Yousef Munayyer, executive director of the U.S. Campaign for Palestinian Rights, called the "outrageous" order part of the Trump administration's sustained campaign "to silence Palestinian rights activism" by classifying opposition to Israel's treatment of Palestinians as anti-Semitism.

"Israeli apartheid is a very hard product to sell in America, especially in progressive spaces," Munayyer told the Times, "and realizing this, many Israeli apartheid apologists, Trump included, are looking to silence a debate they know they can't win."
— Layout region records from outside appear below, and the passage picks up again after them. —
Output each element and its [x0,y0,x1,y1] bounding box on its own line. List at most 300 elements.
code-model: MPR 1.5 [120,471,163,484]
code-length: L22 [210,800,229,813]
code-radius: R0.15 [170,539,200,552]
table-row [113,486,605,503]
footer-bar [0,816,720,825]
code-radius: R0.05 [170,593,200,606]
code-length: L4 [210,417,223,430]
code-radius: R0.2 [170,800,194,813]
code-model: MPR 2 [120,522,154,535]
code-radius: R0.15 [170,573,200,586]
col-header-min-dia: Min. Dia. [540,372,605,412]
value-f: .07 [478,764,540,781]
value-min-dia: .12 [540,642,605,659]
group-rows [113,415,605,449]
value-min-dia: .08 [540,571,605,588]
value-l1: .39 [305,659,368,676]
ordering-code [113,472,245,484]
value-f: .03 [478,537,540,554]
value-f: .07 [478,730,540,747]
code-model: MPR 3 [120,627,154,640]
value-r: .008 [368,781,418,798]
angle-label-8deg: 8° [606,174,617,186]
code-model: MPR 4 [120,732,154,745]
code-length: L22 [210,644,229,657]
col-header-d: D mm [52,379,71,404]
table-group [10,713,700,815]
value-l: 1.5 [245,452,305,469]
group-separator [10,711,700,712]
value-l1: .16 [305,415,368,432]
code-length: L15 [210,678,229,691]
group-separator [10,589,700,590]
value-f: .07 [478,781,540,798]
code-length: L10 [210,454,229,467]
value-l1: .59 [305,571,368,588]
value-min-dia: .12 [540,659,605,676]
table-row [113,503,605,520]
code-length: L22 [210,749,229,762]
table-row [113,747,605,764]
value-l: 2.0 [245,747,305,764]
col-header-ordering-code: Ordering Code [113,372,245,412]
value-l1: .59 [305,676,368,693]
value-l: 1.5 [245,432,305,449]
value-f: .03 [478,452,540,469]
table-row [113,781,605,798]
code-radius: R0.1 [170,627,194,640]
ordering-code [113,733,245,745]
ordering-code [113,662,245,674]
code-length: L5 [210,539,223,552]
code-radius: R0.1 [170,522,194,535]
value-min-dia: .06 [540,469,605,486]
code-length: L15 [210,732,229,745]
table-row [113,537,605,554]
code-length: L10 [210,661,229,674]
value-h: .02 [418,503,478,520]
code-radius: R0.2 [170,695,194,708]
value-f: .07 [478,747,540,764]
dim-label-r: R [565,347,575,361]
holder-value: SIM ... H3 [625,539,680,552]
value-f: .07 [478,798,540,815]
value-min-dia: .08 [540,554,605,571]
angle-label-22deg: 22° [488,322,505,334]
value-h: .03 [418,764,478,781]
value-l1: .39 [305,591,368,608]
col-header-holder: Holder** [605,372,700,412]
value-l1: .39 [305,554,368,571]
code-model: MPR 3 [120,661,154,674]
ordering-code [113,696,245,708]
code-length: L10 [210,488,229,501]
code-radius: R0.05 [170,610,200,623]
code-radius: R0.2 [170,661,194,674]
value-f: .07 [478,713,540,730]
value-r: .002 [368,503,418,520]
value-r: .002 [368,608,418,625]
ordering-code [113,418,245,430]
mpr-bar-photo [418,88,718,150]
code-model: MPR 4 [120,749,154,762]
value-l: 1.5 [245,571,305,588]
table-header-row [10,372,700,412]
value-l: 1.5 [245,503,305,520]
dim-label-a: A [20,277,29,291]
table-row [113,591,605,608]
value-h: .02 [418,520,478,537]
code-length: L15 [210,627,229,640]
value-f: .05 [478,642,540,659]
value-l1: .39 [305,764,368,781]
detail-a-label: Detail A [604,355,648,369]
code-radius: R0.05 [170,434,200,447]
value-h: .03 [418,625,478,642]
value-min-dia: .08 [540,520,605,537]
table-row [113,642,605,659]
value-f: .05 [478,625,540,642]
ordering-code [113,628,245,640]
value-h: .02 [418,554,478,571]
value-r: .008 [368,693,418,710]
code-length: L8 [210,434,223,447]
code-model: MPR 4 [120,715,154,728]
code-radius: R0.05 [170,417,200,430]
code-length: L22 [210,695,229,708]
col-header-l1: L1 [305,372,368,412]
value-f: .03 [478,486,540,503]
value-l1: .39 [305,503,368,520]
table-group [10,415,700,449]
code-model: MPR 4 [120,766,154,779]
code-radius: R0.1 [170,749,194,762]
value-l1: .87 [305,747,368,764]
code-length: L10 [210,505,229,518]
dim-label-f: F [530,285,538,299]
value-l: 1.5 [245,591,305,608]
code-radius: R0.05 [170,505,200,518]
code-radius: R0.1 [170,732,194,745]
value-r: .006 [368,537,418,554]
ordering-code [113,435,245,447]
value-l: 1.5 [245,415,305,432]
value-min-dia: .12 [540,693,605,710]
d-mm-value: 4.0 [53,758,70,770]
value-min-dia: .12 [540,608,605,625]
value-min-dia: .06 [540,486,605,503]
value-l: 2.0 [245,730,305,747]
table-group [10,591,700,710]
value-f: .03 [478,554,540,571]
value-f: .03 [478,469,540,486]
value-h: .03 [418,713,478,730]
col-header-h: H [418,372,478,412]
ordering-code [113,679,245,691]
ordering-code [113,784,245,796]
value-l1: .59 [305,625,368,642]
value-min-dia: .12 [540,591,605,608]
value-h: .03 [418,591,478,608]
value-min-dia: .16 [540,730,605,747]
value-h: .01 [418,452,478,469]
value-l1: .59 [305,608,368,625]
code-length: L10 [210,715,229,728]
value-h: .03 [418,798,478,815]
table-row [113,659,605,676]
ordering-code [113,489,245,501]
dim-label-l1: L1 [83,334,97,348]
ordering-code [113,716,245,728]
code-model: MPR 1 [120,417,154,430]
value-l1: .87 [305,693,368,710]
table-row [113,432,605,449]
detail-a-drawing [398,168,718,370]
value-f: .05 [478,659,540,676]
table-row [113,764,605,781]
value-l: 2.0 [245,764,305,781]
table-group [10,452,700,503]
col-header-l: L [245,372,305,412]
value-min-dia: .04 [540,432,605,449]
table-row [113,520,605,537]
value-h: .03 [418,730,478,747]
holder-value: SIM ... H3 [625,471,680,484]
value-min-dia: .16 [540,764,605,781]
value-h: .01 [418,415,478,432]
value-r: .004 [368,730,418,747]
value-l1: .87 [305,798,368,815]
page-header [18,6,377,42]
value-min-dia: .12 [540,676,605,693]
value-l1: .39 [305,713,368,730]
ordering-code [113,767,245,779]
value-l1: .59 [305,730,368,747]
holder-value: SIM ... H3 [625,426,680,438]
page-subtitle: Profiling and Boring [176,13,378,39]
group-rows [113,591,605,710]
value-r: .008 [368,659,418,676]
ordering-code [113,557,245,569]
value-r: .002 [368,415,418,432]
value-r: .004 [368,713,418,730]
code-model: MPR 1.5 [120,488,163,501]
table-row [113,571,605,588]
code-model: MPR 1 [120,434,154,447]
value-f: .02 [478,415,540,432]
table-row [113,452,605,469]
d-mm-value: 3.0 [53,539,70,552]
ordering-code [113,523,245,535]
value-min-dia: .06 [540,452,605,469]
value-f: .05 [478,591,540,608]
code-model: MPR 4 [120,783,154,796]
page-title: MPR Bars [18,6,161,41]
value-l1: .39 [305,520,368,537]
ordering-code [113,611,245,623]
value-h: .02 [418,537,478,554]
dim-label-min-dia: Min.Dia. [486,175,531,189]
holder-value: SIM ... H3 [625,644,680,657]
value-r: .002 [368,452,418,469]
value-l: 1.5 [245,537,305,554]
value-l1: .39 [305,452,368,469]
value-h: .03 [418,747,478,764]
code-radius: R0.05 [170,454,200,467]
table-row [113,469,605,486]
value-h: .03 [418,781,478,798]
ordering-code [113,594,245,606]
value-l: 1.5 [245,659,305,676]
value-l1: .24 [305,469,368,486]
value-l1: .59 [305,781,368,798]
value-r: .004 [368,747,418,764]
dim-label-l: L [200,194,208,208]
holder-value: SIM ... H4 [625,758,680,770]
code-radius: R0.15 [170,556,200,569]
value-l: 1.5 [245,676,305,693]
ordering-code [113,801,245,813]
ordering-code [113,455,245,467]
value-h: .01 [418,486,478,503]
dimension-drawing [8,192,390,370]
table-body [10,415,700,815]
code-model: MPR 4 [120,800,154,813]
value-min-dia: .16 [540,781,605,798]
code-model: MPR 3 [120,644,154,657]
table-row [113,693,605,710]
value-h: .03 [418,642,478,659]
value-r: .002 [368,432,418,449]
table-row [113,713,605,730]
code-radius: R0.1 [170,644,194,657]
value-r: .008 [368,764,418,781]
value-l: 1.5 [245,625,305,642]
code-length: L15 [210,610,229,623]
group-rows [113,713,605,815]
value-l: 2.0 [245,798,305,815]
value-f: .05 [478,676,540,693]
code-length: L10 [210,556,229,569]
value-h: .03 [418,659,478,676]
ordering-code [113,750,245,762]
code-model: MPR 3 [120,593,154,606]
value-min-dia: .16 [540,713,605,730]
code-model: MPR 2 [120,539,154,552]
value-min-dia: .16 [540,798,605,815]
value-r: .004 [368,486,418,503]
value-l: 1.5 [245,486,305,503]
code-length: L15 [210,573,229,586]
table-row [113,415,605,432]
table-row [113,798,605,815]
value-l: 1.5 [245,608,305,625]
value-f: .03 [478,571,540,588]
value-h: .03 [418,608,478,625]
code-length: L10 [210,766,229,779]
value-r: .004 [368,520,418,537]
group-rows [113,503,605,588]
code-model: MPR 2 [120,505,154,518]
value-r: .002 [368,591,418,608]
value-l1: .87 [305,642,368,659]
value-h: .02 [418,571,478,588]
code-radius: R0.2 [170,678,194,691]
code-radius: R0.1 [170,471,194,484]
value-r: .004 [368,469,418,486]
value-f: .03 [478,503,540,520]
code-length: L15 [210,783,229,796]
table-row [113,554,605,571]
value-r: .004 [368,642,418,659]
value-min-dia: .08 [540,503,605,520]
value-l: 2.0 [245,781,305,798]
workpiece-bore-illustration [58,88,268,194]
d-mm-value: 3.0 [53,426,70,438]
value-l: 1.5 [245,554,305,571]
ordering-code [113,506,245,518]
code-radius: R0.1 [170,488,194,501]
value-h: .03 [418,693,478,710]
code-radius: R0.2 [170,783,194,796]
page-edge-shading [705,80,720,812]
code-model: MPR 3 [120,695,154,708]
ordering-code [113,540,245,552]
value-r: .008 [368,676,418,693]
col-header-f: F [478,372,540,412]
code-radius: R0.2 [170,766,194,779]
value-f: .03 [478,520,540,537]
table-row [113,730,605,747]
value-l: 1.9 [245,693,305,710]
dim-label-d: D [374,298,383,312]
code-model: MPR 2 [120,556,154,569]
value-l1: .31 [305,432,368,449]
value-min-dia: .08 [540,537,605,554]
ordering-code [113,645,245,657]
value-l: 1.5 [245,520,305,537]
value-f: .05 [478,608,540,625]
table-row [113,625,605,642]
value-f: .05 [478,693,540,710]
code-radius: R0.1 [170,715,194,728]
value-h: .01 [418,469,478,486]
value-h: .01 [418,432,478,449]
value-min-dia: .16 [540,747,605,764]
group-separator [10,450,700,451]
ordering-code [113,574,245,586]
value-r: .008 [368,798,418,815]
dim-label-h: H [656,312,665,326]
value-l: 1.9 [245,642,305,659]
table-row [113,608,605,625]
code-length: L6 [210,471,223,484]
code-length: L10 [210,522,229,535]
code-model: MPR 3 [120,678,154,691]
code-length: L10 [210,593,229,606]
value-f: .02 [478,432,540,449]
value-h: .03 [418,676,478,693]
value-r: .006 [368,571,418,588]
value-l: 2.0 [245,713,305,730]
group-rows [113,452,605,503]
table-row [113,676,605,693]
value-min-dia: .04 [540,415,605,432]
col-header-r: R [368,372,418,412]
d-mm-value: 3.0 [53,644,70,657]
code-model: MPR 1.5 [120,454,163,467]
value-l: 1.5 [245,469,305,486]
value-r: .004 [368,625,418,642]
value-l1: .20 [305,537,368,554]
By signing the order, the Times explained,

Trump will use his executive power to take action where Congress has not, essentially replicating bipartisan legislation that has stalled on Capitol Hill for several years. Prominent Democrats have joined Republicans in promoting such a policy change to combat anti-Semitism as well as the boycott-Israel movement.

As Rabbi Alissa Wise, co-acting executive director of Jewish Voice for Peace, put it in a statement: "The executive order is his way of forcing through a deeply unpopular and unconstitutional bill."

"Three days ago, Trump said Jews would vote for him because they like money," Wise said, referencing the president's speech at a pro-Israel conference in Florida over the weekend. "And yet now he suddenly pretends to care about Jewish safety? He has never cared about stopping anti-Semitism—this executive order is about silencing Palestinians and the people who speak up with them."

Wise, on behalf of her group, urged members of Congress to "immediately condemn this executive order and commit to overturning this authoritarian act."

Among those who have spoken out against the order is Rep. Pramila Jayapal (D-Wash.), co-chair of the Congressional Progressive Caucus. She warned in a tweet Wednesday that Trump's order "will stifle free speech and legitimate opposition to the Israeli government's policies on college campuses. It will do nothing to protect Jewish students. Instead, it'll usher in a climate of fear for campus activists."

Journalist Aaron Maté concurred, commenting that it is "hard to think of a more brazen assault on free speech."

Students such as IfNotNow activist Becca Lubow also slammed the forthcoming move by Trump.

"As an anti-occupation college student, I know this executive order defining Judaism as a 'nationality' will ramp up already vicious attacks on Palestinian students," she said. "As a Jew, I'm terrified by my government saying my country, my home, isn't here."

Some critics decried the "hypocrisy" of Trump's order and accused the president of contributing to anti-Semitism.

Others highlighted how often critics of Israel face attempts to silence them, on campuses and beyond.

Lisa Hendricks, a national volunteer with the gun violence prevention group Moms Demand Action, also took to Twitter to weigh in on Trump's executive order.

"Nope. This does not fight anti-Semitism, this is just another way of othering Jews," she wrote. "Judaism is my religion, not my race or ethnicity. You know who defined Jews as a race? Nazis."